Starting position: Stand with your arms in front of your body, elbows flexed 90° and a piece of elastic band or tubing placed across the hands in the palm-up position. Shoulders are in neutral rotation such that the hands are directly in front of you.
Exercise action: With light tension in the band, externally rotate both shoulders by moving the hands apart about 3 to 6 inches (8 to 15 cm) against the resistance of the band. While holding this position, maximally retract and depress (squeeze shoulder blades together and downward), holding this end position for 1 to 2 seconds. Return to the starting position by relaxing the shoulder blades and moving the hands back toward each other.
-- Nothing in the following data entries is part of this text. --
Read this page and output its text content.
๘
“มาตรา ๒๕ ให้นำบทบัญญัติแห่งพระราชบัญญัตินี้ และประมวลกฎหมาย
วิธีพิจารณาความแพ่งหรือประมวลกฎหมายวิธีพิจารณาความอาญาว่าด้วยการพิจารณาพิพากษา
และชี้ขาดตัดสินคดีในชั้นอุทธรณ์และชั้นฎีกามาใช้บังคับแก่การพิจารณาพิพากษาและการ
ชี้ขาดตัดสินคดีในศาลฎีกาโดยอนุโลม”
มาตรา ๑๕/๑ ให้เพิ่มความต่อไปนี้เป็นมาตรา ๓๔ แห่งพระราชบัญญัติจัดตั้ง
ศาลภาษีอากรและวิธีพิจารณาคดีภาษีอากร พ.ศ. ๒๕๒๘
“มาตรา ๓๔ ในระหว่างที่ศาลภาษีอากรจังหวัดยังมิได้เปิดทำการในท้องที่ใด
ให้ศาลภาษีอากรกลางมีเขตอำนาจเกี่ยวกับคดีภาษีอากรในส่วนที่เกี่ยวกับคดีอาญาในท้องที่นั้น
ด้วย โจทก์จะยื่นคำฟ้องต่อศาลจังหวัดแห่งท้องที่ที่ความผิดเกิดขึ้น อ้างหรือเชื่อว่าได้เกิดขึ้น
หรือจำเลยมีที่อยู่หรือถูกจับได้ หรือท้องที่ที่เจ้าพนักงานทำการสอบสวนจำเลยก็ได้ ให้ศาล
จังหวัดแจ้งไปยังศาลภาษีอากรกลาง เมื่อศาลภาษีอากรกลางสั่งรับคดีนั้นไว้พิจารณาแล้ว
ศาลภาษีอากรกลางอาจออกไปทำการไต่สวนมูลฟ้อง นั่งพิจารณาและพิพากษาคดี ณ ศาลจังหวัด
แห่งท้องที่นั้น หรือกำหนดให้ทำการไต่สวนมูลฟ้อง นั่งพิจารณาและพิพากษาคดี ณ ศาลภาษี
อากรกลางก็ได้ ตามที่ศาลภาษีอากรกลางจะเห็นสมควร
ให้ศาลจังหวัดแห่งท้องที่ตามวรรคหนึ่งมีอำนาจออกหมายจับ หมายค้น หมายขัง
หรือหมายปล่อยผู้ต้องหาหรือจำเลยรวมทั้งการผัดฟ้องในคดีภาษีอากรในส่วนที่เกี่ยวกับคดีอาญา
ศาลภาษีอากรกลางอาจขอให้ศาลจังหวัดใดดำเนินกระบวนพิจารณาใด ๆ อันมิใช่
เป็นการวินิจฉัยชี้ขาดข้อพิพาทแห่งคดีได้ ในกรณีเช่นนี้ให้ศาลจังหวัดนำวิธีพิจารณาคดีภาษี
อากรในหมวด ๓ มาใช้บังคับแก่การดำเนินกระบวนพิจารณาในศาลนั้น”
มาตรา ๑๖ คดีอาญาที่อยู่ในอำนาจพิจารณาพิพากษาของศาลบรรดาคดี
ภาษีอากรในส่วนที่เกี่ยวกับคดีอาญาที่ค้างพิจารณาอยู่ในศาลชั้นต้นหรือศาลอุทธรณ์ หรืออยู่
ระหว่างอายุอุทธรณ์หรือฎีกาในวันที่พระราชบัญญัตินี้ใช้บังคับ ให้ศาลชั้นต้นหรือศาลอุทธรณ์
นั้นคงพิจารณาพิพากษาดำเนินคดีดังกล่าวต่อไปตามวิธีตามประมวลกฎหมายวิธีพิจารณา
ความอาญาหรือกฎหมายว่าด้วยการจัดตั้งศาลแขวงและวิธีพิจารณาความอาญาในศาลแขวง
Primary muscle groups: Scapular stabilizers, rotator cuff
Indications: Excellent exercise to recruit the lower trapezius with little activation of the upper trapezius
Contraindications: Shoulder pain
Pearls of performance: Ensuring that the patient maximally retracts the scapulae is an important guide in this exercise. Giving feedback by palpating the scapular medial border is recommended during skill acquisition of this exercise.